My friends threw a coming-home party for me the other night, and instead of inundating me with the same questions, we had a group Q&A session. I got a question about God and talked about the dust and grime from the earthquake that blanketed most of the vehicles in Port-au-Prince and how on many of them, in the windows, people etched with their fingers, "Merci, Jesus." I got asked about the press. I told a story about a shopkeeper in Port-au-Prince hiring an armed guard to watch for looters and thieves. Most of these people are stealing to feed loved ones; a man had taken some goods and, before he could escape, was shot in the face by the guard. The man survived the shooting, and when the servicemen responded, they walked up to find the wounded man lying in a wheelbarrow surrounded by three photographers. I got a question about poverty. It's everywhere, and it is incalculably worse now. I got a question about the devastation, and I asked everyone to close their eyes. I asked them to picture in their minds their family and friends who live in Seattle. Then I asked them to imagine half of them dead.
Coming home didn't bring culture shock; it brought something way worse: the typical righteous cynicism that comes from having just traveled to a horrible place. I'm irritated by how many people I see spending money on an iPad or $200 jeans. I feel spite toward your leggings and hipster beards. I see people on the Metro going to do something fun or mundane or whatever, and I want to shake them and say, "WAKE THE FUCK UP!!!" Because, you know, I've seen things. Which is a shitty attitude for me to have. So traveling to Haiti and seeing the hell there makes me better than you? That's the same attitude that I get at Everyday Music when I go in to look for a pop album—the feeling like, no matter what I pick, it's not going to be good enough. It's bullshit when you realize that the world can sometimes be like a big Everyday Music.

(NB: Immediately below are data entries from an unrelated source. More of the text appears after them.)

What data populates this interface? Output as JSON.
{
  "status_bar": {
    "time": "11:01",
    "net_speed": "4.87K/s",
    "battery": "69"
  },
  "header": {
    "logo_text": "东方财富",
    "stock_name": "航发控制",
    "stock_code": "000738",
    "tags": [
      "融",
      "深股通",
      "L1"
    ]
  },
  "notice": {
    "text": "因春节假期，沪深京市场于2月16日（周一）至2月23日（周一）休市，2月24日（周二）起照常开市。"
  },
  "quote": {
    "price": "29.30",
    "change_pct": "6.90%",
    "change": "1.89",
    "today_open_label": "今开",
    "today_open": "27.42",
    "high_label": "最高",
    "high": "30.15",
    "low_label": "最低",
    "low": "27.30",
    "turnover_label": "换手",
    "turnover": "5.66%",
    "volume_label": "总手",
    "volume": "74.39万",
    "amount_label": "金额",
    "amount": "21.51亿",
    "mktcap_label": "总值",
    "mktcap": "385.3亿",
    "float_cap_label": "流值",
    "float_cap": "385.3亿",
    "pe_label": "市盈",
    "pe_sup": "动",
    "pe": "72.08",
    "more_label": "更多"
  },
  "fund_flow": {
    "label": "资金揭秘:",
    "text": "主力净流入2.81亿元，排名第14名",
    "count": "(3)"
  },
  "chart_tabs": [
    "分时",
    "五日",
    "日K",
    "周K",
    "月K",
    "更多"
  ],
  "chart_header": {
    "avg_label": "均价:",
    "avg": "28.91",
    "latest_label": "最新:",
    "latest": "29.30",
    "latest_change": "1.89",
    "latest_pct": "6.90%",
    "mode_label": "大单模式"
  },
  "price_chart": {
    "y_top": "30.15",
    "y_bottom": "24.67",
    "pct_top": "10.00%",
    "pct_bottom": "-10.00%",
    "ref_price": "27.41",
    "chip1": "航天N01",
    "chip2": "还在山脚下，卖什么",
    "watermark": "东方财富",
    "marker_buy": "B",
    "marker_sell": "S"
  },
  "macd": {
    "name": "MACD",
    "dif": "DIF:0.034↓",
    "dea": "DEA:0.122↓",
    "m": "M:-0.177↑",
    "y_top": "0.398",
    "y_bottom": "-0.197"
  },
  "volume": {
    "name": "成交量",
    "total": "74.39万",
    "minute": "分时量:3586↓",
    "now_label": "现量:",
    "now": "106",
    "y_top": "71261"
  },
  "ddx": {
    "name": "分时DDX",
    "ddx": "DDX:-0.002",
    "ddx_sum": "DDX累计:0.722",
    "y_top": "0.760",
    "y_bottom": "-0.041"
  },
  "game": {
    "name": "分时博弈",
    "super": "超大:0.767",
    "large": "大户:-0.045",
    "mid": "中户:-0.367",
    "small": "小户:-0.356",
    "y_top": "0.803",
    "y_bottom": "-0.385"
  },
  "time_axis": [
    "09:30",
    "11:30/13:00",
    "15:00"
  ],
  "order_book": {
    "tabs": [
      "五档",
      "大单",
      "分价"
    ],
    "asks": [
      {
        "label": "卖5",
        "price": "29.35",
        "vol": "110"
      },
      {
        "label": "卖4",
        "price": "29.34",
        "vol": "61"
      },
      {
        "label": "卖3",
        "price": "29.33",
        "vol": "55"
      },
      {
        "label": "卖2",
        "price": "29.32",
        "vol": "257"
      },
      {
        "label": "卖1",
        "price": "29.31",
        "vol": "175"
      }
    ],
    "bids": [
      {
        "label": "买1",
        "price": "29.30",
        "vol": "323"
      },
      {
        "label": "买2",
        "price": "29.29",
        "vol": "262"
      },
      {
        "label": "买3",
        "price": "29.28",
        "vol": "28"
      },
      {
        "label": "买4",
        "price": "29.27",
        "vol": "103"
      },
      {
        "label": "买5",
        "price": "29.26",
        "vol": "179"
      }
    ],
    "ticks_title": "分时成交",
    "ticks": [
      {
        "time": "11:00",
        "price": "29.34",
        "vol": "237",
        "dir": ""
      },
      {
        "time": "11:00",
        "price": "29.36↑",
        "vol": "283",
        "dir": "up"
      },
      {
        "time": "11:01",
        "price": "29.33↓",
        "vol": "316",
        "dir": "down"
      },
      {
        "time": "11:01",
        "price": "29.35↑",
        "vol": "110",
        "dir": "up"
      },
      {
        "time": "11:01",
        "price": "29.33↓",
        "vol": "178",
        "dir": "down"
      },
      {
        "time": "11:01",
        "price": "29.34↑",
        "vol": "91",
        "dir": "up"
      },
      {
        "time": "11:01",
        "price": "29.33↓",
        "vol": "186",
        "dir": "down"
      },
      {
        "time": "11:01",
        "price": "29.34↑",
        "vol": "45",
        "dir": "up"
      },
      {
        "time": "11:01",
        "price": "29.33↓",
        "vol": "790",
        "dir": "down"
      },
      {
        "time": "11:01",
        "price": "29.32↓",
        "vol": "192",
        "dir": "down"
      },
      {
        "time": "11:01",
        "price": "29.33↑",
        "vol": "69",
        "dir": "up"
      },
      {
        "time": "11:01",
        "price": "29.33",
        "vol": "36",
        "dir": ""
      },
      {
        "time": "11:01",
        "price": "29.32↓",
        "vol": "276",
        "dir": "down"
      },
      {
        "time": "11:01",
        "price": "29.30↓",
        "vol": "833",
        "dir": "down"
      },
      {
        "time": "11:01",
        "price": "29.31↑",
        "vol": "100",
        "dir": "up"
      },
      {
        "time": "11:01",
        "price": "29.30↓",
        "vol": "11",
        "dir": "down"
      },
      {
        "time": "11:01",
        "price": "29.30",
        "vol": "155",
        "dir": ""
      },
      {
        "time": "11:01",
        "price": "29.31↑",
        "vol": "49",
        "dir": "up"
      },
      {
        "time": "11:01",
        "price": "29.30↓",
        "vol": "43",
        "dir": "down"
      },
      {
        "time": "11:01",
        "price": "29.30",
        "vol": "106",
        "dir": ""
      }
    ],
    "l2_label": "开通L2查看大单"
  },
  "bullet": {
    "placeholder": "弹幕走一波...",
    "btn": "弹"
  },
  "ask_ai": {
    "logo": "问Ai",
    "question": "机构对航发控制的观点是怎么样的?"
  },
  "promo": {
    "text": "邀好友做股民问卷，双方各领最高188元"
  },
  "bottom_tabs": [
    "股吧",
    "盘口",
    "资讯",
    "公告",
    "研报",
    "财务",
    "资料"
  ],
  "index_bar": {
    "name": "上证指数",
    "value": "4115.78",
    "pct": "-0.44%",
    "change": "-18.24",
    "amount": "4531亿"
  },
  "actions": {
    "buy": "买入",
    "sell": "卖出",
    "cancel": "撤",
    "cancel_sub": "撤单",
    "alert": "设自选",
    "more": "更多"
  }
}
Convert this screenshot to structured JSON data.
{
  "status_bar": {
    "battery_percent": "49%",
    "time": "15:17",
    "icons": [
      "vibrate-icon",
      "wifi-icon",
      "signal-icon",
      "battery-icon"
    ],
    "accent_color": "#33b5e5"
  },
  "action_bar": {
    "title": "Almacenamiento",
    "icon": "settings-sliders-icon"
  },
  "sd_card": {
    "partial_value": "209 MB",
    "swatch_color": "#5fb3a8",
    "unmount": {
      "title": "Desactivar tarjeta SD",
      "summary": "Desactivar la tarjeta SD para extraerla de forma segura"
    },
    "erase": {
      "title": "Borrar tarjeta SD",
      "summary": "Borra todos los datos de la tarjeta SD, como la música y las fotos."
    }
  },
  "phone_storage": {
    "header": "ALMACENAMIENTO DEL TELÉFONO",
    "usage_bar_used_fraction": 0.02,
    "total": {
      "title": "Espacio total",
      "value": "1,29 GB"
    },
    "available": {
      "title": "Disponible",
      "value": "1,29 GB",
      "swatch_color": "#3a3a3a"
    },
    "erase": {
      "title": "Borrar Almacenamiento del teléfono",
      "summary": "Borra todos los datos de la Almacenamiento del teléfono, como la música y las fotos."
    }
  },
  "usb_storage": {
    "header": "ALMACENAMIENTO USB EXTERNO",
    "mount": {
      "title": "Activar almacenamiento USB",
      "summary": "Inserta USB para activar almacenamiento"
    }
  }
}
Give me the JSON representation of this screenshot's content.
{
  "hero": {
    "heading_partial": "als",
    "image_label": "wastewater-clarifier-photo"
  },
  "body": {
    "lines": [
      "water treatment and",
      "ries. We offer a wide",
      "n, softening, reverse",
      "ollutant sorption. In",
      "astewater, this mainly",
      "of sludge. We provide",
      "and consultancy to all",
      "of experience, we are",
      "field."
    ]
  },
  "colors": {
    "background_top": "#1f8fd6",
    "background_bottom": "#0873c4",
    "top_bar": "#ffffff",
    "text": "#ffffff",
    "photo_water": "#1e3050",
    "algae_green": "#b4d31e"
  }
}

I'm no better than anyone. Yesterday, I sat on my couch and took a good look at what my DirecTV DVR had recorded: Jersey Shore, Deadwood, and Randy Jackson Presents: America's Best Dance Crew. While in the midst of all this stimulating entertainment, that 404 area code had called again. This time they left a message. Through the awful reception, I heard: "Sac passé. This is Johnston and Pascal. So, we've been pending"—I think that's what he said—"to call you but we cannot get through with you again today. We are calling on the internet just to see if we can be in touch, just to know that you had a good trip. So I call you, and nobody pick up. So, when you get this, call me because I really want to talk to you, okay? Thank you. This is Johnston." I am reminded that my work in Haiti has only just started, and I pick up the phone immediately, ready to do whatever I can.